For many years, animals with missing limbs and other skeletal problems were expected to adapt on their own and do well. Three-legged dogs suffer from chronic neck and back pain, as well as arthritis. Humane euthanasia was considered to be the only option, since the dog was unable to hop around anymore. Rigid casts, used to immobilize a limb as part of a medical treatment, inevitably create wounds and sores. Dogs that are not eligible for surgery for the correction of a cranial cruciate stifle injury – or unable to afford it- were left to suffer from the chronic pain of an unstable joint.
Today, we know that a correct modes of walking and moving will improve the physical and mental health of the pet, maximizing the overall quality of life. Thanks to a better understanding of animal physical fitness gained over the past 15 years, and with the creation of the Sports Medicine and Rehabilitation specialty within the veterinary field, our goal now is to improve the mobility and functionality of animals with disabilities through the use of mechanical appliances such as orthosis and prosthesis.
Orthosis or “braces” are devices that complement an orthopedic surgery, and sometimes represent an alternative to the surgery itself. These devices attach to the affected body part of the animal to support, immobilize, align, or correct a deformity. The orthotics have hinges to promote normal range of motion and prevent muscle atrophy. An example is a custom brace to support a stifle instability caused by a cranial cruciate injury. A veterinary prosthesis, on the other hand, replaces a missing limb or a section of the limb to facilitate a pet’s mobility. The current consensus in veterinary medicine is to avoid amputation of the entire limb if part of it can be saved and adapted with a prosthesis.

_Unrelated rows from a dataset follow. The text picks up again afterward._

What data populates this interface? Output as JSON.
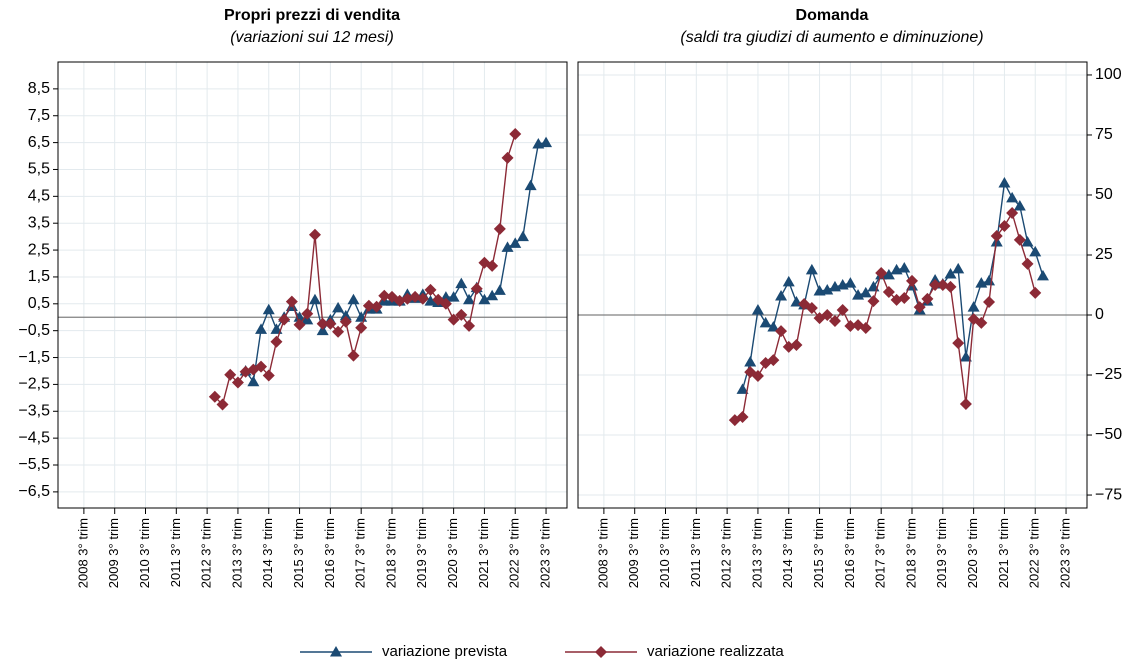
{
  "chart_data": [
    {
      "type": "line",
      "title": "Propri prezzi di vendita",
      "subtitle": "(variazioni sui 12 mesi)",
      "xlim": [
        2007.66,
        2024.18
      ],
      "xticks": [
        {
          "value": 2008.5,
          "label": "2008 3° trim"
        },
        {
          "value": 2009.5,
          "label": "2009 3° trim"
        },
        {
          "value": 2010.5,
          "label": "2010 3° trim"
        },
        {
          "value": 2011.5,
          "label": "2011 3° trim"
        },
        {
          "value": 2012.5,
          "label": "2012 3° trim"
        },
        {
          "value": 2013.5,
          "label": "2013 3° trim"
        },
        {
          "value": 2014.5,
          "label": "2014 3° trim"
        },
        {
          "value": 2015.5,
          "label": "2015 3° trim"
        },
        {
          "value": 2016.5,
          "label": "2016 3° trim"
        },
        {
          "value": 2017.5,
          "label": "2017 3° trim"
        },
        {
          "value": 2018.5,
          "label": "2018 3° trim"
        },
        {
          "value": 2019.5,
          "label": "2019 3° trim"
        },
        {
          "value": 2020.5,
          "label": "2020 3° trim"
        },
        {
          "value": 2021.5,
          "label": "2021 3° trim"
        },
        {
          "value": 2022.5,
          "label": "2022 3° trim"
        },
        {
          "value": 2023.5,
          "label": "2023 3° trim"
        }
      ],
      "ylim": [
        -7.1,
        9.5
      ],
      "yticks": [
        {
          "value": 8.5,
          "label": "8,5"
        },
        {
          "value": 7.5,
          "label": "7,5"
        },
        {
          "value": 6.5,
          "label": "6,5"
        },
        {
          "value": 5.5,
          "label": "5,5"
        },
        {
          "value": 4.5,
          "label": "4,5"
        },
        {
          "value": 3.5,
          "label": "3,5"
        },
        {
          "value": 2.5,
          "label": "2,5"
        },
        {
          "value": 1.5,
          "label": "1,5"
        },
        {
          "value": 0.5,
          "label": "0,5"
        },
        {
          "value": -0.5,
          "label": "−0,5"
        },
        {
          "value": -1.5,
          "label": "−1,5"
        },
        {
          "value": -2.5,
          "label": "−2,5"
        },
        {
          "value": -3.5,
          "label": "−3,5"
        },
        {
          "value": -4.5,
          "label": "−4,5"
        },
        {
          "value": -5.5,
          "label": "−5,5"
        },
        {
          "value": -6.5,
          "label": "−6,5"
        }
      ],
      "grid": true,
      "series": [
        {
          "name": "variazione prevista",
          "color": "#1b4a73",
          "marker": "triangle",
          "x": [
            2013.75,
            2014,
            2014.25,
            2014.5,
            2014.75,
            2015,
            2015.25,
            2015.5,
            2015.75,
            2016,
            2016.25,
            2016.5,
            2016.75,
            2017,
            2017.25,
            2017.5,
            2017.75,
            2018,
            2018.25,
            2018.5,
            2018.75,
            2019,
            2019.25,
            2019.5,
            2019.75,
            2020,
            2020.25,
            2020.5,
            2020.75,
            2021,
            2021.25,
            2021.5,
            2021.75,
            2022,
            2022.25,
            2022.5,
            2022.75,
            2023,
            2023.25,
            2023.5
          ],
          "values": [
            -2.0,
            -2.4,
            -0.45,
            0.28,
            -0.45,
            0.0,
            0.4,
            0.0,
            -0.1,
            0.65,
            -0.5,
            -0.1,
            0.35,
            0.05,
            0.65,
            0.0,
            0.3,
            0.3,
            0.6,
            0.6,
            0.6,
            0.85,
            0.7,
            0.85,
            0.6,
            0.55,
            0.75,
            0.75,
            1.25,
            0.65,
            1.1,
            0.65,
            0.8,
            1.0,
            2.6,
            2.75,
            3.0,
            4.9,
            6.45,
            6.5
          ]
        },
        {
          "name": "variazione realizzata",
          "color": "#8c2a36",
          "marker": "diamond",
          "x": [
            2012.75,
            2013,
            2013.25,
            2013.5,
            2013.75,
            2014,
            2014.25,
            2014.5,
            2014.75,
            2015,
            2015.25,
            2015.5,
            2015.75,
            2016,
            2016.25,
            2016.5,
            2016.75,
            2017,
            2017.25,
            2017.5,
            2017.75,
            2018,
            2018.25,
            2018.5,
            2018.75,
            2019,
            2019.25,
            2019.5,
            2019.75,
            2020,
            2020.25,
            2020.5,
            2020.75,
            2021,
            2021.25,
            2021.5,
            2021.75,
            2022,
            2022.25,
            2022.5
          ],
          "values": [
            -2.96,
            -3.25,
            -2.14,
            -2.43,
            -2.03,
            -1.95,
            -1.84,
            -2.17,
            -0.91,
            -0.09,
            0.58,
            -0.28,
            0.13,
            3.07,
            -0.24,
            -0.24,
            -0.54,
            -0.17,
            -1.43,
            -0.39,
            0.43,
            0.39,
            0.8,
            0.76,
            0.61,
            0.69,
            0.76,
            0.69,
            1.02,
            0.65,
            0.5,
            -0.09,
            0.09,
            -0.32,
            1.06,
            2.03,
            1.91,
            3.29,
            5.93,
            6.82
          ]
        }
      ]
    },
    {
      "type": "line",
      "title": "Domanda",
      "subtitle": "(saldi tra giudizi di aumento e diminuzione)",
      "xlim": [
        2007.66,
        2024.18
      ],
      "xticks": [
        {
          "value": 2008.5,
          "label": "2008 3° trim"
        },
        {
          "value": 2009.5,
          "label": "2009 3° trim"
        },
        {
          "value": 2010.5,
          "label": "2010 3° trim"
        },
        {
          "value": 2011.5,
          "label": "2011 3° trim"
        },
        {
          "value": 2012.5,
          "label": "2012 3° trim"
        },
        {
          "value": 2013.5,
          "label": "2013 3° trim"
        },
        {
          "value": 2014.5,
          "label": "2014 3° trim"
        },
        {
          "value": 2015.5,
          "label": "2015 3° trim"
        },
        {
          "value": 2016.5,
          "label": "2016 3° trim"
        },
        {
          "value": 2017.5,
          "label": "2017 3° trim"
        },
        {
          "value": 2018.5,
          "label": "2018 3° trim"
        },
        {
          "value": 2019.5,
          "label": "2019 3° trim"
        },
        {
          "value": 2020.5,
          "label": "2020 3° trim"
        },
        {
          "value": 2021.5,
          "label": "2021 3° trim"
        },
        {
          "value": 2022.5,
          "label": "2022 3° trim"
        },
        {
          "value": 2023.5,
          "label": "2023 3° trim"
        }
      ],
      "ylim": [
        -80.4,
        105.4
      ],
      "yticks": [
        100,
        75,
        50,
        25,
        0,
        {
          "value": -25,
          "label": "−25"
        },
        {
          "value": -50,
          "label": "−50"
        },
        {
          "value": -75,
          "label": "−75"
        }
      ],
      "grid": true,
      "series": [
        {
          "color": "#1b4a73",
          "marker": "triangle",
          "x": [
            2013,
            2013.25,
            2013.5,
            2013.75,
            2014,
            2014.25,
            2014.5,
            2014.75,
            2015,
            2015.25,
            2015.5,
            2015.75,
            2016,
            2016.25,
            2016.5,
            2016.75,
            2017,
            2017.25,
            2017.5,
            2017.75,
            2018,
            2018.25,
            2018.5,
            2018.75,
            2019,
            2019.25,
            2019.5,
            2019.75,
            2020,
            2020.25,
            2020.5,
            2020.75,
            2021,
            2021.25,
            2021.5,
            2021.75,
            2022,
            2022.25,
            2022.5,
            2022.75
          ],
          "values": [
            -31,
            -19.6,
            2.1,
            -3.3,
            -5,
            7.9,
            13.8,
            5.4,
            4.2,
            18.8,
            10,
            10.4,
            11.7,
            12.5,
            13.3,
            8.3,
            9.2,
            11.7,
            16.7,
            16.7,
            18.8,
            19.6,
            12.1,
            2.1,
            5.8,
            14.6,
            12.9,
            17.1,
            19.2,
            -17.5,
            3.3,
            13.3,
            14.2,
            30.4,
            55,
            48.8,
            45.4,
            30.4,
            26.3,
            16.3
          ]
        },
        {
          "color": "#8c2a36",
          "marker": "diamond",
          "x": [
            2012.75,
            2013,
            2013.25,
            2013.5,
            2013.75,
            2014,
            2014.25,
            2014.5,
            2014.75,
            2015,
            2015.25,
            2015.5,
            2015.75,
            2016,
            2016.25,
            2016.5,
            2016.75,
            2017,
            2017.25,
            2017.5,
            2017.75,
            2018,
            2018.25,
            2018.5,
            2018.75,
            2019,
            2019.25,
            2019.5,
            2019.75,
            2020,
            2020.25,
            2020.5,
            2020.75,
            2021,
            2021.25,
            2021.5,
            2021.75,
            2022,
            2022.25,
            2022.5
          ],
          "values": [
            -43.8,
            -42.5,
            -23.8,
            -25.4,
            -20,
            -18.8,
            -6.7,
            -13.3,
            -12.5,
            4.6,
            2.9,
            -1.3,
            0,
            -2.5,
            2.1,
            -4.6,
            -4.2,
            -5.4,
            5.8,
            17.5,
            9.6,
            6.3,
            7.1,
            14.2,
            3.3,
            6.7,
            12.5,
            12.5,
            11.7,
            -11.7,
            -37.1,
            -1.7,
            -3.3,
            5.4,
            32.9,
            37.1,
            42.5,
            31.3,
            21.3,
            9.2
          ]
        }
      ]
    }
  ]
}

It is the job of a certified veterinary rehabilitation therapist (a licensed veterinarian certified in rehabilitation or a licensed physical therapist certified in animal rehab and under the direct supervision of a veterinarian) to provide orthotic/prosthetic specific rehabilitation therapy, so that the pet can acclimate to the device, and learn to use it.
As veterinary medicine evolves, so do the expectations to for our pets’ quality of life. It is not acceptable to allow pets to live an unnecessarily disabled life or to suffer early euthanasia for conditions that can now be managed with medical devices and rehabilitation therapy. Remember to educate yourself on the latest medical technologies and explore all of your options before making a medical decision that could profoundly impact your pet’s life.